In der 80ern ging es auch in Sachen Winteralpinismus stark voran: Massimo Boni erschließt die ersten modernen Eislinien in hohen Schwierigkeitesgraden, die berühmteste ist die anspruchsvolle Canale Elisabetta (mit Giuliano Pasqui) in der Nordwand des Pizzo delle Saette. Stefano Funck hat ebenfalls zahlreiche Linien in den Apuanen erschlossen (Nord des Pizzo d’Uccello, Contrario, Torri di Monzone, etc.), ein besonderer Verdienst sind jedoch die Routen Fantastica am Nona und Dimensione Montagna in der Südwand des Sumbra (wurde bis jetzt noch nicht komplett frei durchgestiegen), eine Wand, sie bis dato nur wenige Alpinisten zu Gesicht bekam. Um den Jahrtausendwechsel richtet die Seilschaft Mauro Franceschini und Fabrizio Recchia (der leider 2017 ums Leben kam) viele Routen an den Torri di Monzone und in der Südwand des Pizzo d’Uccello ein und außerdem die Routen Pinacolada an der Torre Torracca (Garnerone), sowie Scorzausei und D’angelo Custode (gemeinsam mit Antonella Gallo) am Monte Campaccio. Dann ist da noch die Schule Monte Forato, die unter anderem mit Namen wie Alberto Benassi, Claudio Bacci, Giancarlo Polacci und Alessandro Angelini glänzen kann, alle sehr aktiv bei der Erschließung neuer alpinistischer Routen in den Apuanen. Zu ihren Werken gehören: E se fossero stati gli alieni? am Monte Croce, Baccie Abbracci am Procinto, die Routen Amico Almo, StellaPolare, Per un pugno di spit, Indietrotutta, und Spinix am Corchia. Am Monte Corchia verlaufen auch die oft wiederholten Linien Padre Corchia und La Volpe e la Folaga von Alessandro Bertagna, ein weiterer Protagonist in der Alpinszene der Apuanen der 90er Jahre. Im Hier und Jetzt angekommen, kann man vor allem drei Gruppen nennen, die das alpine Erbe aufrechterhalten und an Neuem arbeiten: die Schule Monte Forato, die Führer Prorock Outdoor und Versante Apuani, die Kletter- und Alpinkurse organisieren und mit zahlreichen Veranstaltungen den Alpinsport in diesem Gebiet vorantreiben.
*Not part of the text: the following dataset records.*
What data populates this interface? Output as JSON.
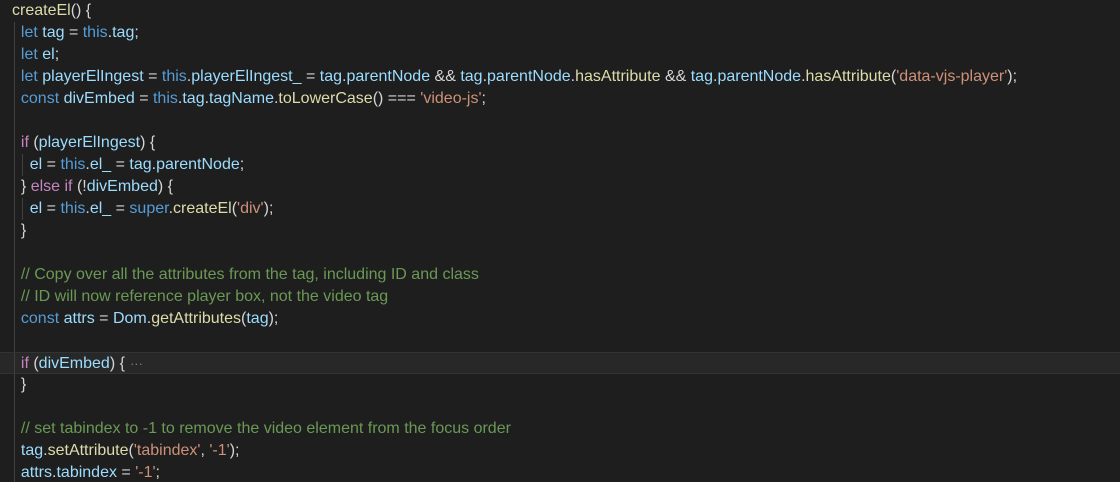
{
  "editor": {
    "lines": [
      [
        {
          "t": "createEl",
          "c": "fn"
        },
        {
          "t": "() {",
          "c": "pun"
        }
      ],
      [
        {
          "t": "  ",
          "c": "pun"
        },
        {
          "t": "let",
          "c": "kw"
        },
        {
          "t": " ",
          "c": "pun"
        },
        {
          "t": "tag",
          "c": "var"
        },
        {
          "t": " = ",
          "c": "pun"
        },
        {
          "t": "this",
          "c": "this"
        },
        {
          "t": ".",
          "c": "pun"
        },
        {
          "t": "tag",
          "c": "prop"
        },
        {
          "t": ";",
          "c": "pun"
        }
      ],
      [
        {
          "t": "  ",
          "c": "pun"
        },
        {
          "t": "let",
          "c": "kw"
        },
        {
          "t": " ",
          "c": "pun"
        },
        {
          "t": "el",
          "c": "var"
        },
        {
          "t": ";",
          "c": "pun"
        }
      ],
      [
        {
          "t": "  ",
          "c": "pun"
        },
        {
          "t": "let",
          "c": "kw"
        },
        {
          "t": " ",
          "c": "pun"
        },
        {
          "t": "playerElIngest",
          "c": "var"
        },
        {
          "t": " = ",
          "c": "pun"
        },
        {
          "t": "this",
          "c": "this"
        },
        {
          "t": ".",
          "c": "pun"
        },
        {
          "t": "playerElIngest_",
          "c": "prop"
        },
        {
          "t": " = ",
          "c": "pun"
        },
        {
          "t": "tag",
          "c": "var"
        },
        {
          "t": ".",
          "c": "pun"
        },
        {
          "t": "parentNode",
          "c": "prop"
        },
        {
          "t": " && ",
          "c": "pun"
        },
        {
          "t": "tag",
          "c": "var"
        },
        {
          "t": ".",
          "c": "pun"
        },
        {
          "t": "parentNode",
          "c": "prop"
        },
        {
          "t": ".",
          "c": "pun"
        },
        {
          "t": "hasAttribute",
          "c": "fn"
        },
        {
          "t": " && ",
          "c": "pun"
        },
        {
          "t": "tag",
          "c": "var"
        },
        {
          "t": ".",
          "c": "pun"
        },
        {
          "t": "parentNode",
          "c": "prop"
        },
        {
          "t": ".",
          "c": "pun"
        },
        {
          "t": "hasAttribute",
          "c": "fn"
        },
        {
          "t": "(",
          "c": "pun"
        },
        {
          "t": "'data-vjs-player'",
          "c": "str"
        },
        {
          "t": ");",
          "c": "pun"
        }
      ],
      [
        {
          "t": "  ",
          "c": "pun"
        },
        {
          "t": "const",
          "c": "kw"
        },
        {
          "t": " ",
          "c": "pun"
        },
        {
          "t": "divEmbed",
          "c": "var"
        },
        {
          "t": " = ",
          "c": "pun"
        },
        {
          "t": "this",
          "c": "this"
        },
        {
          "t": ".",
          "c": "pun"
        },
        {
          "t": "tag",
          "c": "prop"
        },
        {
          "t": ".",
          "c": "pun"
        },
        {
          "t": "tagName",
          "c": "prop"
        },
        {
          "t": ".",
          "c": "pun"
        },
        {
          "t": "toLowerCase",
          "c": "fn"
        },
        {
          "t": "() === ",
          "c": "pun"
        },
        {
          "t": "'video-js'",
          "c": "str"
        },
        {
          "t": ";",
          "c": "pun"
        }
      ],
      [],
      [
        {
          "t": "  ",
          "c": "pun"
        },
        {
          "t": "if",
          "c": "ctl"
        },
        {
          "t": " (",
          "c": "pun"
        },
        {
          "t": "playerElIngest",
          "c": "var"
        },
        {
          "t": ") {",
          "c": "pun"
        }
      ],
      [
        {
          "t": "    ",
          "c": "pun"
        },
        {
          "t": "el",
          "c": "var"
        },
        {
          "t": " = ",
          "c": "pun"
        },
        {
          "t": "this",
          "c": "this"
        },
        {
          "t": ".",
          "c": "pun"
        },
        {
          "t": "el_",
          "c": "prop"
        },
        {
          "t": " = ",
          "c": "pun"
        },
        {
          "t": "tag",
          "c": "var"
        },
        {
          "t": ".",
          "c": "pun"
        },
        {
          "t": "parentNode",
          "c": "prop"
        },
        {
          "t": ";",
          "c": "pun"
        }
      ],
      [
        {
          "t": "  } ",
          "c": "pun"
        },
        {
          "t": "else",
          "c": "ctl"
        },
        {
          "t": " ",
          "c": "pun"
        },
        {
          "t": "if",
          "c": "ctl"
        },
        {
          "t": " (!",
          "c": "pun"
        },
        {
          "t": "divEmbed",
          "c": "var"
        },
        {
          "t": ") {",
          "c": "pun"
        }
      ],
      [
        {
          "t": "    ",
          "c": "pun"
        },
        {
          "t": "el",
          "c": "var"
        },
        {
          "t": " = ",
          "c": "pun"
        },
        {
          "t": "this",
          "c": "this"
        },
        {
          "t": ".",
          "c": "pun"
        },
        {
          "t": "el_",
          "c": "prop"
        },
        {
          "t": " = ",
          "c": "pun"
        },
        {
          "t": "super",
          "c": "kw"
        },
        {
          "t": ".",
          "c": "pun"
        },
        {
          "t": "createEl",
          "c": "fn"
        },
        {
          "t": "(",
          "c": "pun"
        },
        {
          "t": "'div'",
          "c": "str"
        },
        {
          "t": ");",
          "c": "pun"
        }
      ],
      [
        {
          "t": "  }",
          "c": "pun"
        }
      ],
      [],
      [
        {
          "t": "  ",
          "c": "pun"
        },
        {
          "t": "// Copy over all the attributes from the tag, including ID and class",
          "c": "cmt"
        }
      ],
      [
        {
          "t": "  ",
          "c": "pun"
        },
        {
          "t": "// ID will now reference player box, not the video tag",
          "c": "cmt"
        }
      ],
      [
        {
          "t": "  ",
          "c": "pun"
        },
        {
          "t": "const",
          "c": "kw"
        },
        {
          "t": " ",
          "c": "pun"
        },
        {
          "t": "attrs",
          "c": "var"
        },
        {
          "t": " = ",
          "c": "pun"
        },
        {
          "t": "Dom",
          "c": "var"
        },
        {
          "t": ".",
          "c": "pun"
        },
        {
          "t": "getAttributes",
          "c": "fn"
        },
        {
          "t": "(",
          "c": "pun"
        },
        {
          "t": "tag",
          "c": "var"
        },
        {
          "t": ");",
          "c": "pun"
        }
      ],
      [],
      [
        {
          "t": "  ",
          "c": "pun"
        },
        {
          "t": "if",
          "c": "ctl"
        },
        {
          "t": " (",
          "c": "pun"
        },
        {
          "t": "divEmbed",
          "c": "var"
        },
        {
          "t": ") {",
          "c": "pun"
        }
      ],
      [
        {
          "t": "  }",
          "c": "pun"
        }
      ],
      [],
      [
        {
          "t": "  ",
          "c": "pun"
        },
        {
          "t": "// set tabindex to -1 to remove the video element from the focus order",
          "c": "cmt"
        }
      ],
      [
        {
          "t": "  ",
          "c": "pun"
        },
        {
          "t": "tag",
          "c": "var"
        },
        {
          "t": ".",
          "c": "pun"
        },
        {
          "t": "setAttribute",
          "c": "fn"
        },
        {
          "t": "(",
          "c": "pun"
        },
        {
          "t": "'tabindex'",
          "c": "str"
        },
        {
          "t": ", ",
          "c": "pun"
        },
        {
          "t": "'-1'",
          "c": "str"
        },
        {
          "t": ");",
          "c": "pun"
        }
      ],
      [
        {
          "t": "  ",
          "c": "pun"
        },
        {
          "t": "attrs",
          "c": "var"
        },
        {
          "t": ".",
          "c": "pun"
        },
        {
          "t": "tabindex",
          "c": "prop"
        },
        {
          "t": " = ",
          "c": "pun"
        },
        {
          "t": "'-1'",
          "c": "str"
        },
        {
          "t": ";",
          "c": "pun"
        }
      ]
    ],
    "folded_line_index": 16,
    "fold_marker": "···",
    "current_line_index": 16,
    "colors": {
      "background": "#1e1e1e",
      "keyword": "#569cd6",
      "control": "#c586c0",
      "function": "#dcdcaa",
      "variable": "#9cdcfe",
      "string": "#ce9178",
      "comment": "#6a9955",
      "punctuation": "#d4d4d4"
    }
  }
}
Biagi, Nerli, August 1971 ↑

Garnerone, September 1973 ↓

Viele sind es, auf die wir hier nicht näher eingehen konnten, darunter Bruno Barsuglia, Paolo Bertolucci, Fabrizio Convalle, Giorgio Giannaccini, Massimo Innocenti, Giampietro Lucchetti, Albino Malerba, Cesare Maestri, Leonardo Piccini, Cristiano Virgilio, sowie die Jungs aus Carrara Andrea Marchetti, Renzo Gemignani, Fedele Codega und Silvano Bonelli. Wir entschuldigen uns, falls wir jemanden nicht genannt haben sollten, aber der Platz reicht leider nicht für alle. Wir versprechen euch aber, dass es bestimmt noch genügend Möglichkeiten geben wird, um an eure unvergesslichen Beiträge zum alpinen Leben in den Apuanen erinnern zu können.